These dataframes are sorted by morning and evening rush hours. They have average entires and exits per hour along with the census data containing the median income and estimate for young women with STEM degrees both by zip code. All four of these variables have their own repsective percentile ranks, which will come into play below.

In [None]:
def read_pickle(filename):
    with open('/Users/samfunk/ds/metis/metis-project-one/' + filename, 'rb') as pf:
        return pickle.load(pf)

morning = read_pickle('morning_rush.pkl')
evening = read_pickle('evening_rush.pkl')

## Calculate Station Score for morning and evening rush hours

For this section, two scores are calculated for each station, one for the morning rush hours and one for the evevning ones.
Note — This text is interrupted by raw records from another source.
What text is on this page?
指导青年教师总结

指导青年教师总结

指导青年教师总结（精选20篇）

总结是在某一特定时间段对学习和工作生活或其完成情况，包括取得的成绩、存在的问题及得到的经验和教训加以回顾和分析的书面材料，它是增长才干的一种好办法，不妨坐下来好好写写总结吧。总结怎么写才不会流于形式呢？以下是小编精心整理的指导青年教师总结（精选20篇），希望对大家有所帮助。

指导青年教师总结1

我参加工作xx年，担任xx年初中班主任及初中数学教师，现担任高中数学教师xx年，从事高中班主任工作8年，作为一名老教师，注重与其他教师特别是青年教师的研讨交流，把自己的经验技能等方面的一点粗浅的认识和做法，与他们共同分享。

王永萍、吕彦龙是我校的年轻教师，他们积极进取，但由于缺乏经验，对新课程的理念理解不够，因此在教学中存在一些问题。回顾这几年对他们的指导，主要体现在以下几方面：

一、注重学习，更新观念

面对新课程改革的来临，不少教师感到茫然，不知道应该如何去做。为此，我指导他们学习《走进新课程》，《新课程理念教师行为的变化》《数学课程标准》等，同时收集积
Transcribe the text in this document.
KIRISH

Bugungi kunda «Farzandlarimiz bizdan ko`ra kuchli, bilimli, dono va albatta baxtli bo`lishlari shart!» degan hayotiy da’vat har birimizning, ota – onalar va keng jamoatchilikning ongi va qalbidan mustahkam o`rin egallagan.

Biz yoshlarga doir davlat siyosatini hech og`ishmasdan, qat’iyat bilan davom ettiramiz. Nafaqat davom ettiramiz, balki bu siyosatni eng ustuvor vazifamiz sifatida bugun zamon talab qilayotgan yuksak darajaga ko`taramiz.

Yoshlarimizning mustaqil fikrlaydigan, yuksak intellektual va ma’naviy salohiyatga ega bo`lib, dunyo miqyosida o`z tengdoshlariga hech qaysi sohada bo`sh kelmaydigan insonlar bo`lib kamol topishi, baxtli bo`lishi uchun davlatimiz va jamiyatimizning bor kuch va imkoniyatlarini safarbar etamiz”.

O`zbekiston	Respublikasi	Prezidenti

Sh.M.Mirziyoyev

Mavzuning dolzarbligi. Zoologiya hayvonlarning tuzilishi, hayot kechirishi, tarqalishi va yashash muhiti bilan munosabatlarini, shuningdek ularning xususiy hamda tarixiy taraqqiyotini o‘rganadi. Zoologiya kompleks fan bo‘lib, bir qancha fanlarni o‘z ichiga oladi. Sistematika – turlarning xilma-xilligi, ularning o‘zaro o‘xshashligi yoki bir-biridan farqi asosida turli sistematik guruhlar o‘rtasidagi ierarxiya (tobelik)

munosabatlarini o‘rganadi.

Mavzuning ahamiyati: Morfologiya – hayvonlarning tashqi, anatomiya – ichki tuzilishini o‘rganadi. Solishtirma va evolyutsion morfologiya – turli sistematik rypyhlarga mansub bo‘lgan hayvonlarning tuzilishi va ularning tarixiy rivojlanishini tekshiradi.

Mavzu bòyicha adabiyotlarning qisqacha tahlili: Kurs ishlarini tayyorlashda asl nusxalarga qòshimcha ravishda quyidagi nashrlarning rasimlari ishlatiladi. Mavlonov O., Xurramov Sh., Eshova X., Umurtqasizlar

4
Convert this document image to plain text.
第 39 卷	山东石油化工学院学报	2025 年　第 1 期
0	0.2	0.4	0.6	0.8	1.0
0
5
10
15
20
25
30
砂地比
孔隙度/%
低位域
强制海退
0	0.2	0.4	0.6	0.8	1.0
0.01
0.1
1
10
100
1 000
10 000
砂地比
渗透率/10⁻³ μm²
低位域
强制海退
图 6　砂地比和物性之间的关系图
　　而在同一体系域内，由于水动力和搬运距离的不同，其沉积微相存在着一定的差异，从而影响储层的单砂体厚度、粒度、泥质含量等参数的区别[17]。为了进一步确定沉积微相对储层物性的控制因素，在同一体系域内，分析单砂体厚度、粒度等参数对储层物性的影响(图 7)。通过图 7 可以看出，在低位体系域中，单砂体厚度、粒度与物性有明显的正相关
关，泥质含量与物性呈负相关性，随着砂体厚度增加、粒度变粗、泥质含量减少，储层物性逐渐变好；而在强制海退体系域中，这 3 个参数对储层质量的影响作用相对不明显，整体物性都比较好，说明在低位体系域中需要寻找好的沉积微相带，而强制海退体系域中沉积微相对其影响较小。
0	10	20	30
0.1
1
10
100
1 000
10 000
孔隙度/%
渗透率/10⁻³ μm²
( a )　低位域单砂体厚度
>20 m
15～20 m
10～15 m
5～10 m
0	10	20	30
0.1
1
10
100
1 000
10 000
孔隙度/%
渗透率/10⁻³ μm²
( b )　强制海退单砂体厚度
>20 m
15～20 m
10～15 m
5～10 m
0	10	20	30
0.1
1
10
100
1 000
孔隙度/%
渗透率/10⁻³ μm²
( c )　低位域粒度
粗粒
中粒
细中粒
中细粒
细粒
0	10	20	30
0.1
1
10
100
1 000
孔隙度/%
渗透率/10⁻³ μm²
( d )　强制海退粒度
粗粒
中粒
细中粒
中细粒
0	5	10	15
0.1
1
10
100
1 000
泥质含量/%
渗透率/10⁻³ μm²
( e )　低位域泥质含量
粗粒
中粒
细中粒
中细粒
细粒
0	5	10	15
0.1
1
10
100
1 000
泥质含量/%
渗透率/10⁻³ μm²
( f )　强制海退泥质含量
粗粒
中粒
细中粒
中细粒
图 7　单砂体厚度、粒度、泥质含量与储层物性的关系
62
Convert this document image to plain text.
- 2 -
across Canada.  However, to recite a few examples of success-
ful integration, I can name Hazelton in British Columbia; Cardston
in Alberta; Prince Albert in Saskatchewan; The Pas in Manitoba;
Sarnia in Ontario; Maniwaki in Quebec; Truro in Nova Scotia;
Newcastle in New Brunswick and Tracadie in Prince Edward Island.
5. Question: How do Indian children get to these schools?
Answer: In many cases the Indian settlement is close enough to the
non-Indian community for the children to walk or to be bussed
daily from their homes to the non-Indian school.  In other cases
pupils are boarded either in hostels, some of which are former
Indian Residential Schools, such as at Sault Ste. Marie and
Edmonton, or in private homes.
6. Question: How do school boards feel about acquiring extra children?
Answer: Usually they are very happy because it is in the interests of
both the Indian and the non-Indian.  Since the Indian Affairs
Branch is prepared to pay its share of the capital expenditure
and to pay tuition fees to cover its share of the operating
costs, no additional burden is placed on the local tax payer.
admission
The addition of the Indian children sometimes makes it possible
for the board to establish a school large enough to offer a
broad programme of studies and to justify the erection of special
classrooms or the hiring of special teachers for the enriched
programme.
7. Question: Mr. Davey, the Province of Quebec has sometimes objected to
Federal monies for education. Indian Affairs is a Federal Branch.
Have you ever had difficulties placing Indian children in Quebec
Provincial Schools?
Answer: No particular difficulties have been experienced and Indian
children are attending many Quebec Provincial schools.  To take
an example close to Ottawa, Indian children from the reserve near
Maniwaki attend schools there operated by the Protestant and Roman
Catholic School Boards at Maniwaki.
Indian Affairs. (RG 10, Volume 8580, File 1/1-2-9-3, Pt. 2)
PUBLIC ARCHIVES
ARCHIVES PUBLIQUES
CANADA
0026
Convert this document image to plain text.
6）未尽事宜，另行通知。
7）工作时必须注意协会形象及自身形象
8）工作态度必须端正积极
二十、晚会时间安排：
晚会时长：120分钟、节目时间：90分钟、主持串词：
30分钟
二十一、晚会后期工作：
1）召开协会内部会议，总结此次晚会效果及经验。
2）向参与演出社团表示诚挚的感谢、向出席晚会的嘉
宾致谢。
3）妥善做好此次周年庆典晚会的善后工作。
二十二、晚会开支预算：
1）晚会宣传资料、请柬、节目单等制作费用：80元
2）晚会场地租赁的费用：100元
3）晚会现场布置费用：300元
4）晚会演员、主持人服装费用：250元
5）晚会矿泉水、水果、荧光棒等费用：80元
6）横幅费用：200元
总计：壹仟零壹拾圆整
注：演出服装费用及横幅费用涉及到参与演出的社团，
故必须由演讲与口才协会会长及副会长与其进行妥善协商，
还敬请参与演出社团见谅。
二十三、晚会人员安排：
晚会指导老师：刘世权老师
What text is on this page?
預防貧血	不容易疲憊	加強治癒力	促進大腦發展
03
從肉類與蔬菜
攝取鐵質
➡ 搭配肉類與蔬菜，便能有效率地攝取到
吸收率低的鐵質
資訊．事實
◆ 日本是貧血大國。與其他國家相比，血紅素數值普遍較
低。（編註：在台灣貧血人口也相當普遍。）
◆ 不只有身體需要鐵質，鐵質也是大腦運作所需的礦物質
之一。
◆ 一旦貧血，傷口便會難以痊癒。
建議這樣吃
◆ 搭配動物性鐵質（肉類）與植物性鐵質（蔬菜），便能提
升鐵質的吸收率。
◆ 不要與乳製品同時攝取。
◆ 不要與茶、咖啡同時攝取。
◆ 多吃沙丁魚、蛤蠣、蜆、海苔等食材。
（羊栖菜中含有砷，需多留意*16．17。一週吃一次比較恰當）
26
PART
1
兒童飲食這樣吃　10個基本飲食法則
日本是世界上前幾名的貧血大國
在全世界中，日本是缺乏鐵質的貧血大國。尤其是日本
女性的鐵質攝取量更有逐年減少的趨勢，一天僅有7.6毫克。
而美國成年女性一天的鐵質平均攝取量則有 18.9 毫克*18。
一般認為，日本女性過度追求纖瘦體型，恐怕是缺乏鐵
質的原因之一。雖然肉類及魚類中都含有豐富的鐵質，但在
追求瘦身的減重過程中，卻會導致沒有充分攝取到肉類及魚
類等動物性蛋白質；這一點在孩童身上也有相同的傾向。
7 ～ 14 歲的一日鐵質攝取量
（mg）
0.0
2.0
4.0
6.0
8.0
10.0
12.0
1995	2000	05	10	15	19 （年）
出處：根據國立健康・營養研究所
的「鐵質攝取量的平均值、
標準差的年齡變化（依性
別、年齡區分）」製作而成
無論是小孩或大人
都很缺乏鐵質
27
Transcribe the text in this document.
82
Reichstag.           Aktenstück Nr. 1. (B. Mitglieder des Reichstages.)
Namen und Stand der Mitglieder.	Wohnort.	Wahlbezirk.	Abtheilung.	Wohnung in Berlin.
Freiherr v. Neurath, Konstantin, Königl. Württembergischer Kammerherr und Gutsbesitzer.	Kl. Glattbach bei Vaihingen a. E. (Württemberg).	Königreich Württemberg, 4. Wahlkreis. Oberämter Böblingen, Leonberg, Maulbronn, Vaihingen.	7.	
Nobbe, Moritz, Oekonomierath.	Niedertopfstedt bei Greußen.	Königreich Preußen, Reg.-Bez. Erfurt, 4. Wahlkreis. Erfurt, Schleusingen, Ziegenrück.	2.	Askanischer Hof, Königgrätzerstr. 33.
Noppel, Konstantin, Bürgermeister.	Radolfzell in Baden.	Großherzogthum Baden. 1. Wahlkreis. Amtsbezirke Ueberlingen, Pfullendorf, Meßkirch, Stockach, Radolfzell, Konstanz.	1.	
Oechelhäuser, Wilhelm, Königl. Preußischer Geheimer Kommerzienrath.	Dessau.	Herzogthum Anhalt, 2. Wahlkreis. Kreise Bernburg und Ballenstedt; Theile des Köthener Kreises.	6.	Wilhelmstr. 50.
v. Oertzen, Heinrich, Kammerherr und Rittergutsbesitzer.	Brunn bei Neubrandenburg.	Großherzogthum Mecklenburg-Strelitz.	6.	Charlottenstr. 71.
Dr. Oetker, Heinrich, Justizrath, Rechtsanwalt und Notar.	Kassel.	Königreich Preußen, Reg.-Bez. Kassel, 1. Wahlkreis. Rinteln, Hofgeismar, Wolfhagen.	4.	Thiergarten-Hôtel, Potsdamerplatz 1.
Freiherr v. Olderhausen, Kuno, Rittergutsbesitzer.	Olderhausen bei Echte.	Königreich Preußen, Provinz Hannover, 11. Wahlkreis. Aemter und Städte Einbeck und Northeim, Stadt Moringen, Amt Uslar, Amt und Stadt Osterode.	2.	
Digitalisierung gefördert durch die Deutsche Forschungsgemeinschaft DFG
Using the percentiles from the imported dataframe, we will apply weights for each stations' values. The weights used for each parameter may be adjusted given the organization's preferences. For now, we decided to assign both station traffic and young women in STEM a 0.4 and income a 0.2. This allotment allows traffic and women both to be doubly important when compared to income, which tends to crowd out the other variables given a larger weight in a city like New York.

In [None]:
def score(df, weights, time):
    '''
    IN: df = imported pickle file dataframes, weights = list of weights (must sum to 1), time = dummy string for function conditional
    OUT: new df column 'score'
    '''
    station_weight = weights[0]
    income_weight = weights[1]
    stem_weight = weights[2]
    
    df.rename(columns={'Average Entries Per Hour, Percentile': 'entries_rank', 'Average Exits Per Hour, Percentile': 'exits_rank', 'Median income (dollars); Estimate; Households, Percentile': 'median_income_rank', 'Demographic, Percentile': 'stem_rank'})
    
    if time == 'morning':
        df['score'] = station_weight*df['entries_rank'] + income_weight*df['median_income_rank'] + stem_weight*df['stem_rank']
    else:
        df['score'] = station_weight*df['exits_rank'] + income_weight*df['median_income_rank'] + stem_weight*df['stem_rank']

score(morning, [0.4, 0.2, 0.4], 'morning')
score(evening, [0.4, 0.2, 0.4], 'evening')



## Plot stations and zip codes together

In [None]:
plot_morning = morning.sort_values('score', ascending=False)[['station', 'linename', 'coordinates', 'zip code', 'score']].dropna(axis=0)
plot_evening = evening.sort_values('score', ascending=False)[['station', 'linename', 'coordinates', 'zip code', 'score']].dropna(axis=0)

def plot_map(zip_dict, df):
    '''
    Plot the zip code boundaries and MTA stations on a single plot, where the size of the station points are dependent on their scores
    IN: zip_dict = zip code dictionary from above, df = morning or evening rush hour dataframe
    OUT: plot of NYC zip codes and subway stations
    '''
    fig,ax = plt.subplots()
    ax.set_aspect('equal')
    
    #Plot station coordinates
    lon = []
    lat = []
    s = [10*size for size in df['test score']]
    for coords in df['coordinates']:
        lon.append(coords[0])
        lat.append(coords[1])
    plt.scatter(lon, lat, s=s, c='black')
    
    #Plot zip code boundaries
    for key, value in list(zip_dict.items()):
        x_lon = np.zeros((len(value),1))
        y_lat = np.zeros((len(value),1))
        for ip in range(len(value)):
            x_lon[ip] = value[ip][0]
            y_lat[ip] = value[ip][1]

        plt.plot(x_lon, y_lat, linewidth=1)


    WEST_LONGITUDE = -74.05
    EAST_LONGITUDE = -73.83
    NORTH_LATITUDE = 40.92
    SOUTH_LATITUDE = 40.65

    plt.xlim(WEST_LONGITUDE, EAST_LONGITUDE)
    plt.ylim(SOUTH_LATITUDE, NORTH_LATITUDE)
    plt.xlabel('Longitude')
    plt.ylabel('Latitude')

In [None]:
plot_map(zip_dict, plot_morning)
plt.title('MTA stations scores (Morning Rush)')

In [None]:
plot_map(zip_dict, plot_evening)
plt.title('MTA stations scores (Evening Rush)')